Setup simple tables or collections​

# If our data is in a format natively supported by MongoDB, we don't need to do anything.
from superduperdb.backends.mongodb import Collection

table_or_collection = Collection('documents')
select = table_or_collection.find({})

Insert simple data​

In order to create data, we need to create a Schema for encoding our special Datatype column(s) in the databackend.

from superduperdb import Document

ids, _ = db.execute(table_or_collection.insert_many(datas))

Select a Model​

model_name = "facebook/opt-125m"
model_kwargs = dict()
tokenizer_kwargs = dict()

# or
# model_name = "mistralai/Mistral-7B-Instruct-v0.2"
# token = "hf_xxxx"
# model_kwargs = dict(token=token)
# tokenizer_kwargs = dict(token=token)

Build A Trainable LLM​

Create an LLM Trainer for training

The parameters of this LLM Trainer are basically the same as transformers.TrainingArguments, but some additional parameters have been added for easier training setup.

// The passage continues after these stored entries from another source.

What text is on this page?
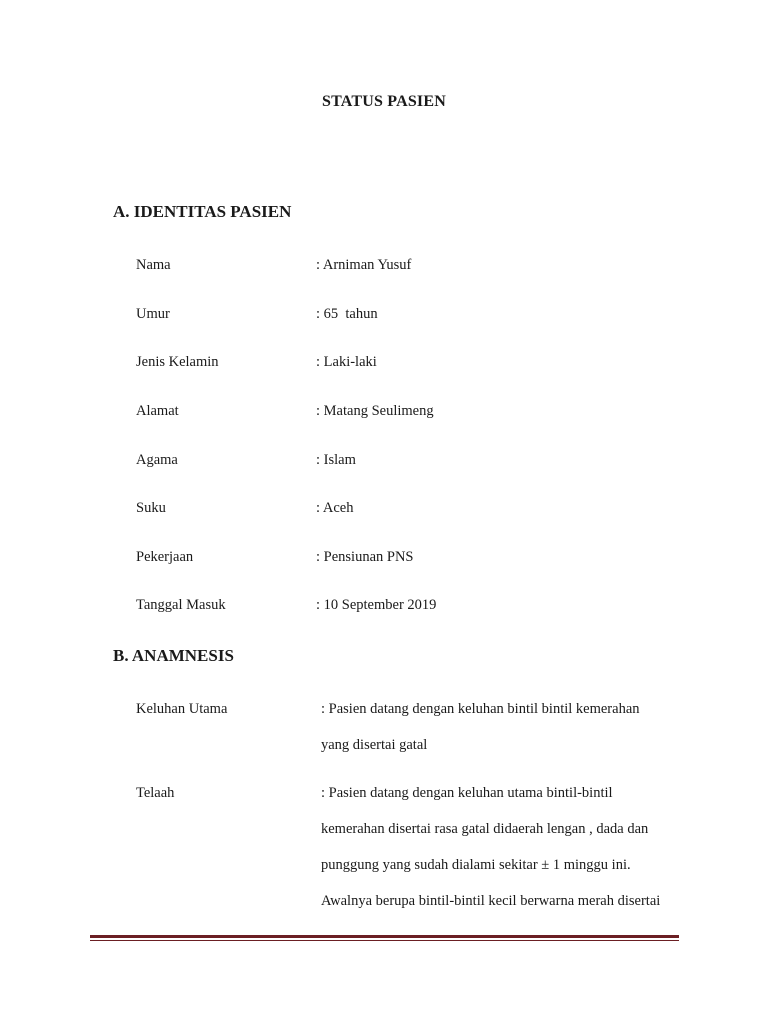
STATUS PASIEN
A. IDENTITAS PASIEN
Nama	: Arniman Yusuf
Umur	: 65  tahun
Jenis Kelamin	: Laki-laki
Alamat	: Matang Seulimeng
Agama	: Islam
Suku	: Aceh
Pekerjaan	: Pensiunan PNS
Tanggal Masuk	: 10 September 2019
B. ANAMNESIS
Keluhan Utama	: Pasien datang dengan keluhan bintil bintil kemerahan
yang disertai gatal
Telaah	: Pasien datang dengan keluhan utama bintil-bintil
kemerahan disertai rasa gatal didaerah lengan , dada dan
punggung yang sudah dialami sekitar ± 1 minggu ini.
Awalnya berupa bintil-bintil kecil berwarna merah disertai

from superduperdb.ext.transformers import LLM, LLMTrainer
trainer = LLMTrainer(
identifier="llm-finetune-trainer",
output_dir="output/finetune",
overwrite_output_dir=True,
num_train_epochs=3,
save_total_limit=3,
logging_steps=10,
evaluation_strategy="steps",
save_steps=100,
eval_steps=100,
per_device_train_batch_size=1,
per_device_eval_batch_size=1,
gradient_accumulation_steps=2,
max_seq_length=512,
key=key,
select=select,
transform=transform,
training_kwargs=training_kwargs,
)
trainer.use_lora = True        

Create a trainable LLM model and add it to the database, then the training task will run automatically.

llm = LLM(
identifier="llm",
model_name_or_path=model_name,
trainer=trainer,
model_kwargs=model_kwargs,
tokenizer_kwargs=tokenizer_kwargs,
)

db.apply(llm)

Load the trained model​

There are two methods to load a trained model:

  • Load the model directly: This will load the model with the best metrics (if the transformers' best model save strategy is set) or the last version of the model.
  • Use a specified checkpoint: This method downloads the specified checkpoint, then initializes the base model, and finally merges the checkpoint with the base model. This approach supports custom operations such as resetting flash_attentions, model quantization, etc., during initialization.